Russell nickte. „Ich habe belauscht, wie Lord Liao mit seinen Untergebenen gesprochen hat, und er dreht langsam durch. Anscheinend hat Master Han gesagt, dass er die zwei Vampir-Lords, die umgebracht worden sind, nicht vermisst. Und er hat geprahlt, dass er den Dämon Darafer nicht braucht, um die Weltherrschaft an sich zu reißen. Er sagt, er schafft es auch allein. Also macht Liao sich Sorgen, dass seine Tage gezählt sind, wenn er Master Han seinen Wert nicht beweisen kann.“

„Und den kann er beweisen, indem er die Frauen von Beyul-La angreift?“, fragte Zoltan.

Russell riss die Augen auf. „Das sind sie also? Nicht einmal das haben sie mir verraten.“

„Beyul-La?“, hakte Howard nach, während er sein Telefon aus der Tasche zog. „Wie schreibt man das?“

„Online wirst du nichts finden“, sagte Zoltan zu ihm. „Ich habe schon nachgesehen.
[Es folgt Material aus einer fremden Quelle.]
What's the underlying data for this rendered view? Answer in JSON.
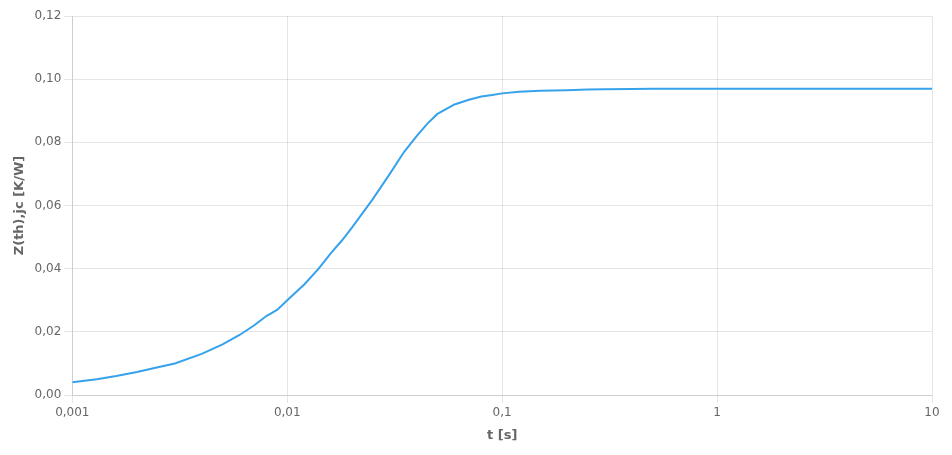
{
  "chart_data": {
    "type": "line",
    "xlabel": "t [s]",
    "ylabel": "Z(th),jc [K/W]",
    "log": "x",
    "grid": true,
    "xlim": [
      0.001,
      10
    ],
    "ylim": [
      0.0,
      0.12
    ],
    "xticks": [
      {
        "value": 0.001,
        "label": "0,001"
      },
      {
        "value": 0.01,
        "label": "0,01"
      },
      {
        "value": 0.1,
        "label": "0,1"
      },
      1,
      10
    ],
    "yticks": [
      {
        "value": 0.0,
        "label": "0,00"
      },
      {
        "value": 0.02,
        "label": "0,02"
      },
      {
        "value": 0.04,
        "label": "0,04"
      },
      {
        "value": 0.06,
        "label": "0,06"
      },
      {
        "value": 0.08,
        "label": "0,08"
      },
      {
        "value": 0.1,
        "label": "0,10"
      },
      {
        "value": 0.12,
        "label": "0,12"
      }
    ],
    "x": [
      0.001,
      0.0013,
      0.0016,
      0.002,
      0.0025,
      0.003,
      0.004,
      0.005,
      0.006,
      0.007,
      0.008,
      0.009,
      0.01,
      0.012,
      0.014,
      0.016,
      0.018,
      0.02,
      0.025,
      0.03,
      0.035,
      0.04,
      0.045,
      0.05,
      0.06,
      0.07,
      0.08,
      0.09,
      0.1,
      0.12,
      0.15,
      0.2,
      0.25,
      0.3,
      0.4,
      0.5,
      0.7,
      1.0,
      2.0,
      5.0,
      10.0
    ],
    "values": [
      0.004,
      0.005,
      0.006,
      0.0073,
      0.0088,
      0.01,
      0.013,
      0.016,
      0.019,
      0.022,
      0.025,
      0.027,
      0.03,
      0.035,
      0.04,
      0.045,
      0.049,
      0.053,
      0.062,
      0.07,
      0.077,
      0.082,
      0.086,
      0.089,
      0.092,
      0.0935,
      0.0945,
      0.095,
      0.0955,
      0.096,
      0.0963,
      0.0965,
      0.0967,
      0.0968,
      0.0969,
      0.097,
      0.097,
      0.097,
      0.097,
      0.097,
      0.097
    ]
  }
}
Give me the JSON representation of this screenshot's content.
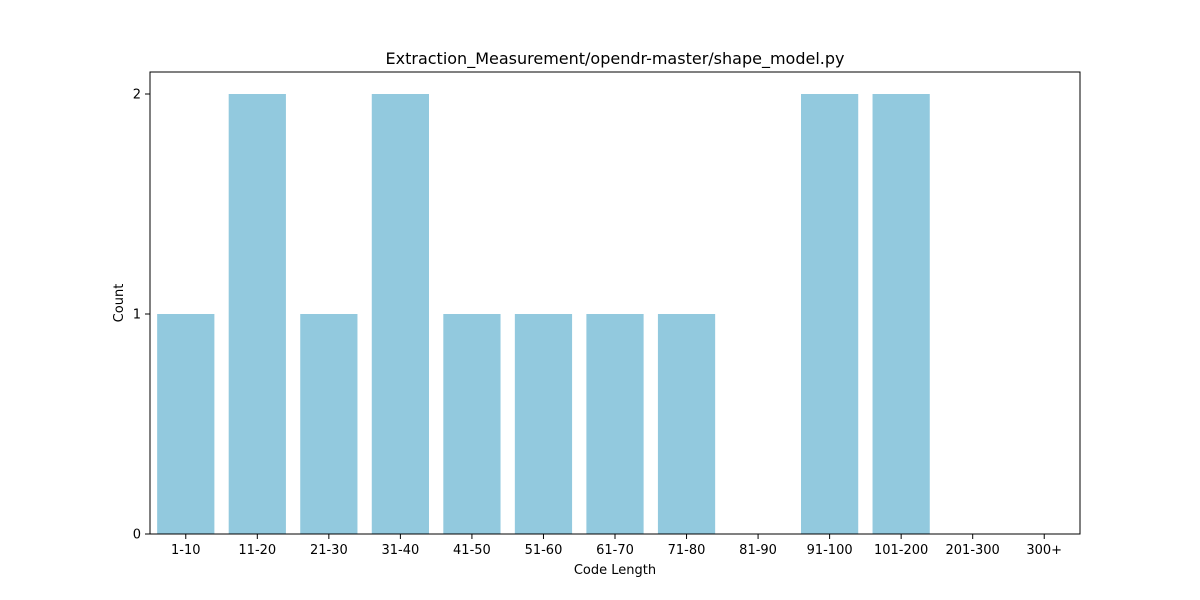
{
  "chart_data": {
    "type": "bar",
    "title": "Extraction_Measurement/opendr-master/shape_model.py",
    "xlabel": "Code Length",
    "ylabel": "Count",
    "categories": [
      "1-10",
      "11-20",
      "21-30",
      "31-40",
      "41-50",
      "51-60",
      "61-70",
      "71-80",
      "81-90",
      "91-100",
      "101-200",
      "201-300",
      "300+"
    ],
    "values": [
      1,
      2,
      1,
      2,
      1,
      1,
      1,
      1,
      0,
      2,
      2,
      0,
      0
    ],
    "ylim": [
      0,
      2.1
    ],
    "yticks": [
      0,
      1,
      2
    ],
    "grid": false,
    "bar_color": "#92c9de"
  }
}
Es ist ein verstecktes Tal im Himalaya. Ich weiß nicht, warum, aber Männer sind dort nicht gestattet. Als ich mich dem Ort zum ersten Mal genähert habe, hat eine der Frauen versucht, mich umzubringen.“

„Meine Güte“, flüsterte Howard. „Was haben die dort zu verbergen?“

Zoltan war ratlos. „Ich weiß es nicht.“

„Was auch immer es ist“, sagte Russell, „Master Han will es. Und Liao ist entschlossen, es für ihn zu besorgen.“

Zoltan zuckte zusammen. „Sie sind jetzt nur noch zu sechst. Sie können sich nicht gegen eine Armee aus Supersoldaten wehren.“

Russell nickte. „Deswegen bin ich hier. Um zu sehen, was wir unternehmen können.“ Er sah Howard genervt an. „Wahrscheinlich solltest du lieber Angus davon berichten.“

„Wir könnten eine Gruppe entsenden, die mit ihnen Kontakt aufnimmt“, schlug Howard vor. „Angus könnte mit …“

„Sie werden versuchen, jeden Mann umzubringen, der sich ihnen nähert“, unterbrach Zoltan ihn. „Sie glauben nicht, dass man Männern vertrauen kann.“

Howard lehnte sich stirnrunzelnd zurück. „Aber du hast dich mit einer von ihnen getroffen?“

Zoltan nickte. „Neona.“

„Der Heilerin?“, fragte Russell.

In Zoltan flackerte die Wut so heftig auf, dass es ihn selbst überraschte. Verdammt noch mal. Er war eifersüchtig, weil Russell ihr zuerst begegnet war. „Woher kennst du sie?“

„Ich kenne sie kaum, du kannst dich also entspannen“, meinte Russell trocken.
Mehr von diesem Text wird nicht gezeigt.